Why can't the defaults do the inversion, e.g.:

    inference: bool = field(default=True,  metadata={"help": "Benchmark inference of model"})
    training:  bool = field(default=False, metadata={"help": "Benchmark training of model"})
    fp16:      bool = field(default=False, metadata={"help": "Use FP16 to accelerate inference."})
    verbose:   bool = field(default=False, metadata={"help": "Verbose memory tracing"})
    speed:     bool = field(default=True,  metadata={"help": "Perform speed measurements"})
    memory:    bool = field(default=True,  metadata={"help": "Perform memory measurements"})

note, I removed no_ from arg names

stas00 on 3 Aug 2020

After hearing how this cli API came about (less typing for most common uses) - my suggestion is in addition to the normal "positive" api, it should be possible to add various aliases that compound several most commonly used options in one short flag., it doesn't even have to be meaningful - e.g.:

-9  to be the same as --inference=True --training=False --memory=True speed=False

etc. it'll be memorized quickly after a few look ups.

A few lines of code could loop over sys.argv and expand the super-short aliases into normal flags before argparse is invoked.

stas00 on 4 Aug 2020

Hey @stas00,

After thinking a bit about it, I agree that the library should define only positive args It's actually handled quite nicely in the hfArgumentParser, I noticed:
https://github.com/huggingface/transformers/blob/7ea9b2db3732904014b9121fb8a5c896ae00d4cf/src/transformers/hf_argparser.py#L70

This line means that if one adds a positive argument, such as inference and sets the default to True => then running --no-inference from the command-line (without any following argument) sets self.args.inference = False (no-inference is put as the command line argument, but args.inference is stored as False instead of args.no-inference). This is quite intuitive IMO, but we should also add a line in the --help description explaining the functionality.

So I think it would be great if we can make actually all args in the library consistent so that the name of all args is always positive -> there should be no args.no-<something>, e.g. args.no_inference used anywhere, but only args.inference. I think this concerns not only the benchmarking args, but also the data collator and training args.
Then we can add to the docs and in the helper descriptions that args that default to True can be disabled automatically via no-<name-of-arg>.

Thinking in terms of breaking backward compatibility, I think the arg names and the default values can still be changed, since people use it mostly via the command line and can easily adapt their code.

Looping in @julien-c @sgugger @LysandreJik @sshleifer to check if this "clean-up" is ok.

In a second step we can think about adding shortcuts for combinations of args for benchmarks I think.

patrickvonplaten on 4 Aug 2020

👍1

I agree that having only positive arguments would be clean, especially with regards to the double negatives which make the code less intuitive.

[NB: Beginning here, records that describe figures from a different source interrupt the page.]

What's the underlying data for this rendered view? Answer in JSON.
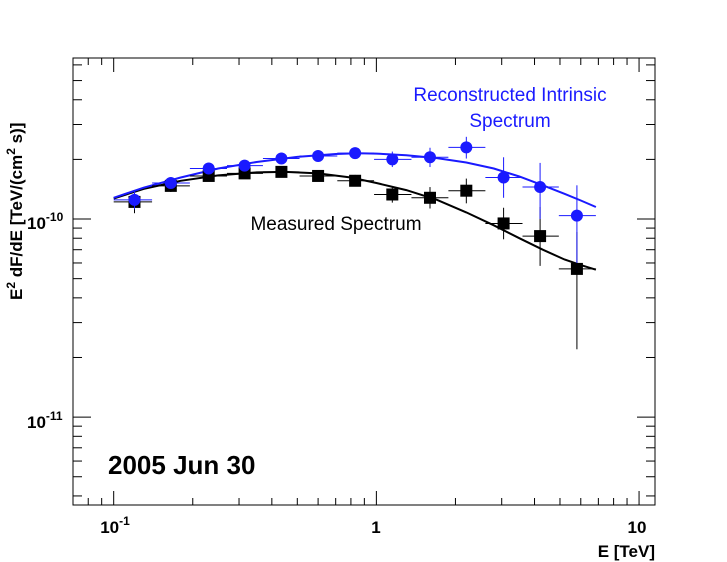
{
  "chart_data": {
    "type": "scatter",
    "title": "",
    "xlabel": "E [TeV]",
    "ylabel": {
      "parts": [
        "E",
        "2",
        " dF/dE [TeV/(cm",
        "2",
        " s)]"
      ]
    },
    "xscale": "log",
    "yscale": "log",
    "xlim": [
      0.07,
      11.5
    ],
    "ylim": [
      3.6e-12,
      6.5e-10
    ],
    "x_ticks": [
      {
        "value": 0.1,
        "base": "10",
        "exp": "-1"
      },
      {
        "value": 1,
        "base": "1",
        "exp": ""
      },
      {
        "value": 10,
        "base": "10",
        "exp": ""
      }
    ],
    "y_ticks": [
      {
        "value": 1e-11,
        "base": "10",
        "exp": "-11"
      },
      {
        "value": 1e-10,
        "base": "10",
        "exp": "-10"
      }
    ],
    "colors": {
      "measured": "#000000",
      "intrinsic": "#1a1aff",
      "frame": "#000000"
    },
    "series": [
      {
        "name": "Measured Spectrum",
        "key": "measured",
        "marker": "square",
        "points": [
          {
            "x": 0.12,
            "y": 1.22e-10,
            "xlo": 0.1,
            "xhi": 0.14,
            "ylo": 1.07e-10,
            "yhi": 1.37e-10
          },
          {
            "x": 0.165,
            "y": 1.47e-10,
            "xlo": 0.14,
            "xhi": 0.195,
            "ylo": 1.37e-10,
            "yhi": 1.57e-10
          },
          {
            "x": 0.23,
            "y": 1.65e-10,
            "xlo": 0.195,
            "xhi": 0.27,
            "ylo": 1.57e-10,
            "yhi": 1.74e-10
          },
          {
            "x": 0.315,
            "y": 1.7e-10,
            "xlo": 0.27,
            "xhi": 0.37,
            "ylo": 1.62e-10,
            "yhi": 1.79e-10
          },
          {
            "x": 0.435,
            "y": 1.73e-10,
            "xlo": 0.37,
            "xhi": 0.51,
            "ylo": 1.65e-10,
            "yhi": 1.82e-10
          },
          {
            "x": 0.6,
            "y": 1.65e-10,
            "xlo": 0.51,
            "xhi": 0.71,
            "ylo": 1.56e-10,
            "yhi": 1.74e-10
          },
          {
            "x": 0.83,
            "y": 1.56e-10,
            "xlo": 0.71,
            "xhi": 0.98,
            "ylo": 1.46e-10,
            "yhi": 1.67e-10
          },
          {
            "x": 1.15,
            "y": 1.33e-10,
            "xlo": 0.98,
            "xhi": 1.36,
            "ylo": 1.21e-10,
            "yhi": 1.46e-10
          },
          {
            "x": 1.6,
            "y": 1.28e-10,
            "xlo": 1.36,
            "xhi": 1.88,
            "ylo": 1.13e-10,
            "yhi": 1.45e-10
          },
          {
            "x": 2.2,
            "y": 1.39e-10,
            "xlo": 1.88,
            "xhi": 2.6,
            "ylo": 1.2e-10,
            "yhi": 1.6e-10
          },
          {
            "x": 3.05,
            "y": 9.5e-11,
            "xlo": 2.6,
            "xhi": 3.6,
            "ylo": 7.9e-11,
            "yhi": 1.14e-10
          },
          {
            "x": 4.2,
            "y": 8.2e-11,
            "xlo": 3.6,
            "xhi": 4.95,
            "ylo": 5.8e-11,
            "yhi": 1.15e-10
          },
          {
            "x": 5.8,
            "y": 5.6e-11,
            "xlo": 4.95,
            "xhi": 6.85,
            "ylo": 2.2e-11,
            "yhi": 8.6e-11
          }
        ],
        "fit": [
          [
            0.1,
            1.27e-10
          ],
          [
            0.13,
            1.42e-10
          ],
          [
            0.18,
            1.56e-10
          ],
          [
            0.25,
            1.66e-10
          ],
          [
            0.35,
            1.72e-10
          ],
          [
            0.45,
            1.73e-10
          ],
          [
            0.6,
            1.7e-10
          ],
          [
            0.8,
            1.62e-10
          ],
          [
            1.0,
            1.52e-10
          ],
          [
            1.3,
            1.4e-10
          ],
          [
            1.7,
            1.25e-10
          ],
          [
            2.2,
            1.08e-10
          ],
          [
            2.8,
            9.3e-11
          ],
          [
            3.5,
            8e-11
          ],
          [
            4.3,
            7e-11
          ],
          [
            5.2,
            6.25e-11
          ],
          [
            6.0,
            5.85e-11
          ],
          [
            6.85,
            5.55e-11
          ]
        ]
      },
      {
        "name": "Reconstructed Intrinsic Spectrum",
        "key": "intrinsic",
        "marker": "circle",
        "points": [
          {
            "x": 0.12,
            "y": 1.25e-10,
            "xlo": 0.1,
            "xhi": 0.14,
            "ylo": 1.12e-10,
            "yhi": 1.38e-10
          },
          {
            "x": 0.165,
            "y": 1.52e-10,
            "xlo": 0.14,
            "xhi": 0.195,
            "ylo": 1.44e-10,
            "yhi": 1.6e-10
          },
          {
            "x": 0.23,
            "y": 1.8e-10,
            "xlo": 0.195,
            "xhi": 0.27,
            "ylo": 1.72e-10,
            "yhi": 1.88e-10
          },
          {
            "x": 0.315,
            "y": 1.86e-10,
            "xlo": 0.27,
            "xhi": 0.37,
            "ylo": 1.78e-10,
            "yhi": 1.94e-10
          },
          {
            "x": 0.435,
            "y": 2.02e-10,
            "xlo": 0.37,
            "xhi": 0.51,
            "ylo": 1.94e-10,
            "yhi": 2.1e-10
          },
          {
            "x": 0.6,
            "y": 2.08e-10,
            "xlo": 0.51,
            "xhi": 0.71,
            "ylo": 1.98e-10,
            "yhi": 2.18e-10
          },
          {
            "x": 0.83,
            "y": 2.15e-10,
            "xlo": 0.71,
            "xhi": 0.98,
            "ylo": 2.03e-10,
            "yhi": 2.27e-10
          },
          {
            "x": 1.15,
            "y": 2e-10,
            "xlo": 0.98,
            "xhi": 1.36,
            "ylo": 1.83e-10,
            "yhi": 2.19e-10
          },
          {
            "x": 1.6,
            "y": 2.05e-10,
            "xlo": 1.36,
            "xhi": 1.88,
            "ylo": 1.83e-10,
            "yhi": 2.29e-10
          },
          {
            "x": 2.2,
            "y": 2.3e-10,
            "xlo": 1.88,
            "xhi": 2.6,
            "ylo": 2.02e-10,
            "yhi": 2.6e-10
          },
          {
            "x": 3.05,
            "y": 1.62e-10,
            "xlo": 2.6,
            "xhi": 3.6,
            "ylo": 1.28e-10,
            "yhi": 2.05e-10
          },
          {
            "x": 4.2,
            "y": 1.45e-10,
            "xlo": 3.6,
            "xhi": 4.95,
            "ylo": 1e-10,
            "yhi": 1.92e-10
          },
          {
            "x": 5.8,
            "y": 1.04e-10,
            "xlo": 4.95,
            "xhi": 6.85,
            "ylo": 6e-11,
            "yhi": 1.48e-10
          }
        ],
        "fit": [
          [
            0.1,
            1.28e-10
          ],
          [
            0.13,
            1.44e-10
          ],
          [
            0.18,
            1.62e-10
          ],
          [
            0.25,
            1.8e-10
          ],
          [
            0.35,
            1.94e-10
          ],
          [
            0.5,
            2.06e-10
          ],
          [
            0.7,
            2.13e-10
          ],
          [
            0.85,
            2.15e-10
          ],
          [
            1.0,
            2.14e-10
          ],
          [
            1.3,
            2.1e-10
          ],
          [
            1.7,
            2.03e-10
          ],
          [
            2.2,
            1.93e-10
          ],
          [
            2.8,
            1.8e-10
          ],
          [
            3.5,
            1.64e-10
          ],
          [
            4.3,
            1.48e-10
          ],
          [
            5.2,
            1.34e-10
          ],
          [
            6.0,
            1.24e-10
          ],
          [
            6.85,
            1.15e-10
          ]
        ]
      }
    ],
    "annotations": [
      {
        "key": "intrinsic_label",
        "lines": [
          "Reconstructed Intrinsic",
          "Spectrum"
        ]
      },
      {
        "key": "measured_label",
        "lines": [
          "Measured Spectrum"
        ]
      },
      {
        "key": "date_label",
        "lines": [
          "2005 Jun 30"
        ]
      }
    ]
  }
}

In terms of backwards-compatibility, I think it would be easy enough to do such a change without any breaking change. Similar to the line you linked @patrickvonplaten, the (previously) negative arguments can still be handled.

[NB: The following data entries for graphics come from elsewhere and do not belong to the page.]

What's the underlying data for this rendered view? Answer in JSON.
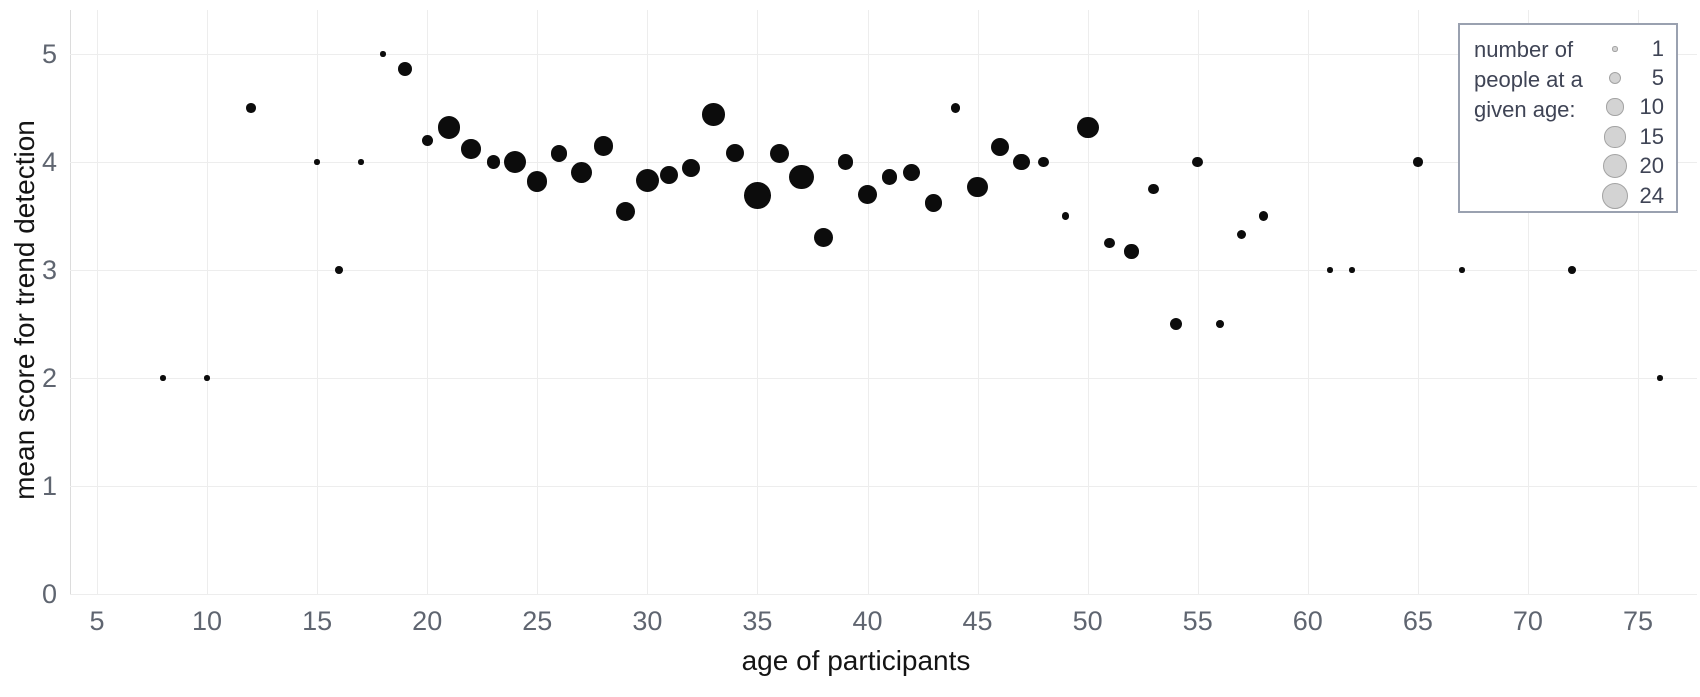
{
  "chart_data": {
    "type": "scatter",
    "title": "",
    "xlabel": "age of participants",
    "ylabel": "mean score for trend detection",
    "xlim": [
      4,
      77
    ],
    "ylim": [
      0,
      5.4
    ],
    "xticks": [
      5,
      10,
      15,
      20,
      25,
      30,
      35,
      40,
      45,
      50,
      55,
      60,
      65,
      70,
      75
    ],
    "yticks": [
      0,
      1,
      2,
      3,
      4,
      5
    ],
    "grid": true,
    "point_style": "filled black circles, area proportional to count",
    "legend": {
      "position": "top-right",
      "title_lines": [
        "number of",
        "people at a",
        "given age:"
      ],
      "sizes": [
        1,
        5,
        10,
        15,
        20,
        24
      ]
    },
    "points": [
      {
        "age": 8,
        "score": 2.0,
        "count": 1
      },
      {
        "age": 10,
        "score": 2.0,
        "count": 1
      },
      {
        "age": 12,
        "score": 4.5,
        "count": 3
      },
      {
        "age": 15,
        "score": 4.0,
        "count": 1
      },
      {
        "age": 16,
        "score": 3.0,
        "count": 2
      },
      {
        "age": 17,
        "score": 4.0,
        "count": 1
      },
      {
        "age": 18,
        "score": 5.0,
        "count": 1
      },
      {
        "age": 19,
        "score": 4.86,
        "count": 7
      },
      {
        "age": 20,
        "score": 4.2,
        "count": 4
      },
      {
        "age": 21,
        "score": 4.32,
        "count": 17
      },
      {
        "age": 22,
        "score": 4.12,
        "count": 13
      },
      {
        "age": 23,
        "score": 4.0,
        "count": 6
      },
      {
        "age": 24,
        "score": 4.0,
        "count": 17
      },
      {
        "age": 25,
        "score": 3.82,
        "count": 14
      },
      {
        "age": 26,
        "score": 4.08,
        "count": 9
      },
      {
        "age": 27,
        "score": 3.9,
        "count": 15
      },
      {
        "age": 28,
        "score": 4.15,
        "count": 13
      },
      {
        "age": 29,
        "score": 3.54,
        "count": 13
      },
      {
        "age": 30,
        "score": 3.83,
        "count": 19
      },
      {
        "age": 31,
        "score": 3.88,
        "count": 11
      },
      {
        "age": 32,
        "score": 3.94,
        "count": 11
      },
      {
        "age": 33,
        "score": 4.44,
        "count": 17
      },
      {
        "age": 34,
        "score": 4.08,
        "count": 11
      },
      {
        "age": 35,
        "score": 3.69,
        "count": 24
      },
      {
        "age": 36,
        "score": 4.08,
        "count": 13
      },
      {
        "age": 37,
        "score": 3.86,
        "count": 20
      },
      {
        "age": 38,
        "score": 3.3,
        "count": 13
      },
      {
        "age": 39,
        "score": 4.0,
        "count": 8
      },
      {
        "age": 40,
        "score": 3.7,
        "count": 12
      },
      {
        "age": 41,
        "score": 3.86,
        "count": 8
      },
      {
        "age": 42,
        "score": 3.9,
        "count": 10
      },
      {
        "age": 43,
        "score": 3.62,
        "count": 10
      },
      {
        "age": 44,
        "score": 4.5,
        "count": 3
      },
      {
        "age": 45,
        "score": 3.77,
        "count": 14
      },
      {
        "age": 46,
        "score": 4.14,
        "count": 11
      },
      {
        "age": 47,
        "score": 4.0,
        "count": 9
      },
      {
        "age": 48,
        "score": 4.0,
        "count": 4
      },
      {
        "age": 49,
        "score": 3.5,
        "count": 2
      },
      {
        "age": 50,
        "score": 4.32,
        "count": 16
      },
      {
        "age": 51,
        "score": 3.25,
        "count": 4
      },
      {
        "age": 52,
        "score": 3.17,
        "count": 7
      },
      {
        "age": 53,
        "score": 3.75,
        "count": 4
      },
      {
        "age": 54,
        "score": 2.5,
        "count": 5
      },
      {
        "age": 55,
        "score": 4.0,
        "count": 4
      },
      {
        "age": 56,
        "score": 2.5,
        "count": 2
      },
      {
        "age": 57,
        "score": 3.33,
        "count": 3
      },
      {
        "age": 58,
        "score": 3.5,
        "count": 3
      },
      {
        "age": 61,
        "score": 3.0,
        "count": 1
      },
      {
        "age": 62,
        "score": 3.0,
        "count": 1
      },
      {
        "age": 65,
        "score": 4.0,
        "count": 3
      },
      {
        "age": 67,
        "score": 3.0,
        "count": 1
      },
      {
        "age": 72,
        "score": 3.0,
        "count": 2
      },
      {
        "age": 76,
        "score": 2.0,
        "count": 1
      }
    ]
  },
  "colors": {
    "point": "#0c0c0c",
    "grid": "#ededed",
    "axis_line": "#dcdcdc",
    "tick_label": "#5f6570",
    "axis_title": "#141414",
    "legend_border": "#9aa1b0",
    "legend_text": "#3f4455",
    "legend_circle_fill": "#d3d3d3",
    "legend_circle_border": "#a3a3a3",
    "background": "#ffffff"
  }
}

Shortcuts for combinations of args sounds like a very nice idea as well, but I agree with @patrickvonplaten that it can be handled in another PR.

LysandreJik on 4 Aug 2020

I also agree with everything @patrickvonplaten and @LysandreJik said. Positive arguments are easier to document and @stas00 point on the code readability is completely spot-on.

sgugger on 4 Aug 2020

I'm fine with the change.

I would only add that changing CLI requires a fair amount of manual care and testing because many bash scripts and README.md commands are not run by CI.

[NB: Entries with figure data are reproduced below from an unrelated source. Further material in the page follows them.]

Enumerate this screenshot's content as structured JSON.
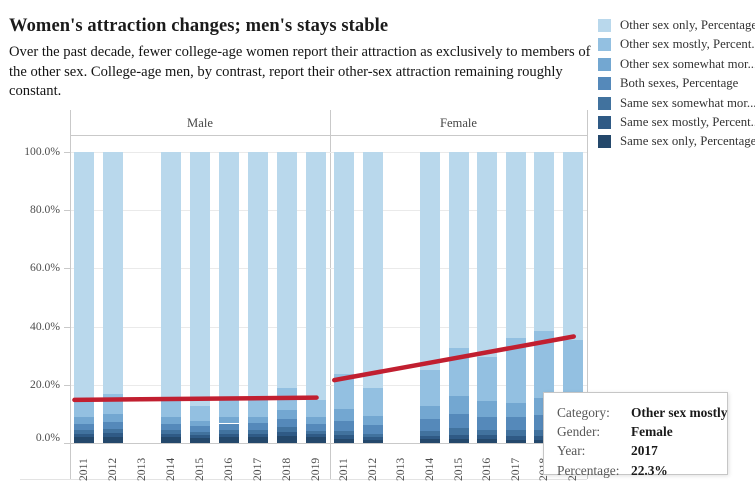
{
  "title": "Women's attraction changes; men's stays stable",
  "subtitle": "Over the past decade, fewer college-age women report their attraction as exclusively to members of the other sex. College-age men, by contrast, report their other-sex attraction remaining roughly constant.",
  "legend": {
    "items": [
      {
        "label": "Other sex only, Percentage",
        "color": "#b9d8ec"
      },
      {
        "label": "Other sex mostly, Percent...",
        "color": "#93c0e1"
      },
      {
        "label": "Other sex somewhat mor...",
        "color": "#73a7d1"
      },
      {
        "label": "Both sexes, Percentage",
        "color": "#5589ba"
      },
      {
        "label": "Same sex somewhat mor...",
        "color": "#41729e"
      },
      {
        "label": "Same sex mostly, Percent...",
        "color": "#2f5a85"
      },
      {
        "label": "Same sex only, Percentage",
        "color": "#24486b"
      }
    ]
  },
  "chart_data": {
    "type": "bar",
    "stacked": true,
    "panels": [
      "Male",
      "Female"
    ],
    "years": [
      "2011",
      "2012",
      "2013",
      "2014",
      "2015",
      "2016",
      "2017",
      "2018",
      "2019"
    ],
    "missing_years": [
      "2013"
    ],
    "ylim": [
      0,
      100
    ],
    "y_tick_labels": [
      "0.0%",
      "20.0%",
      "40.0%",
      "60.0%",
      "80.0%",
      "100.0%"
    ],
    "grid": true,
    "legend_position": "top-right",
    "segments": [
      {
        "name": "Other sex only, Percentage",
        "color": "#b9d8ec"
      },
      {
        "name": "Other sex mostly, Percentage",
        "color": "#93c0e1"
      },
      {
        "name": "Other sex somewhat more, Percentage",
        "color": "#73a7d1"
      },
      {
        "name": "Both sexes, Percentage",
        "color": "#5589ba"
      },
      {
        "name": "Same sex somewhat more, Percentage",
        "color": "#41729e"
      },
      {
        "name": "Same sex mostly, Percentage",
        "color": "#2f5a85"
      },
      {
        "name": "Same sex only, Percentage",
        "color": "#24486b"
      }
    ],
    "series": {
      "Male": {
        "2011": [
          85.2,
          6.0,
          2.2,
          2.2,
          1.2,
          1.2,
          2.0
        ],
        "2012": [
          83.2,
          7.0,
          2.5,
          2.6,
          1.3,
          1.2,
          2.2
        ],
        "2013": null,
        "2014": [
          84.9,
          6.2,
          2.3,
          2.3,
          1.2,
          1.1,
          2.0
        ],
        "2015": [
          87.3,
          5.0,
          2.0,
          2.0,
          1.0,
          1.0,
          1.7
        ],
        "2016": [
          84.9,
          6.0,
          2.4,
          2.4,
          1.2,
          1.1,
          2.0
        ],
        "2017": [
          84.9,
          6.0,
          2.3,
          2.4,
          1.2,
          1.2,
          2.0
        ],
        "2018": [
          81.1,
          7.5,
          3.0,
          3.0,
          1.5,
          1.4,
          2.5
        ],
        "2019": [
          85.2,
          6.0,
          2.3,
          2.3,
          1.2,
          1.1,
          1.9
        ]
      },
      "Female": {
        "2011": [
          76.3,
          12.0,
          4.0,
          3.5,
          1.5,
          1.2,
          1.5
        ],
        "2012": [
          81.1,
          9.5,
          3.2,
          3.0,
          1.2,
          1.0,
          1.0
        ],
        "2013": null,
        "2014": [
          74.9,
          12.5,
          4.5,
          4.0,
          1.6,
          1.2,
          1.3
        ],
        "2015": [
          67.4,
          16.5,
          6.0,
          5.0,
          2.2,
          1.5,
          1.4
        ],
        "2016": [
          70.4,
          15.0,
          5.5,
          4.5,
          2.0,
          1.3,
          1.3
        ],
        "2017": [
          63.9,
          22.3,
          5.0,
          4.5,
          2.0,
          1.2,
          1.1
        ],
        "2018": [
          61.5,
          23.0,
          6.0,
          5.0,
          2.2,
          1.3,
          1.0
        ],
        "2019": [
          64.6,
          21.0,
          5.5,
          4.5,
          2.0,
          1.3,
          1.1
        ]
      }
    },
    "trend_lines": [
      {
        "panel": "Male",
        "start_pct": 14.8,
        "end_pct": 15.6,
        "color": "#c11f30"
      },
      {
        "panel": "Female",
        "start_pct": 21.6,
        "end_pct": 36.6,
        "color": "#c11f30"
      }
    ]
  },
  "tooltip": {
    "rows": [
      {
        "label": "Category:",
        "value": "Other sex mostly"
      },
      {
        "label": "Gender:",
        "value": "Female"
      },
      {
        "label": "Year:",
        "value": "2017"
      },
      {
        "label": "Percentage:",
        "value": "22.3%"
      }
    ]
  }
}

I think positive flags with action="store_true" like--inferenceare nice and would prefer not writing out=True` all the time for them. I don't feel that strongly, however.

sshleifer on 4 Aug 2020

👍2

Awesome, I guess if someone feels like it, we could start a PR for it :-)

patrickvonplaten on 6 Aug 2020

This issue has been automatically marked as stale because it has not had recent activity. It will be closed if no further activity occurs. Thank you for your contributions.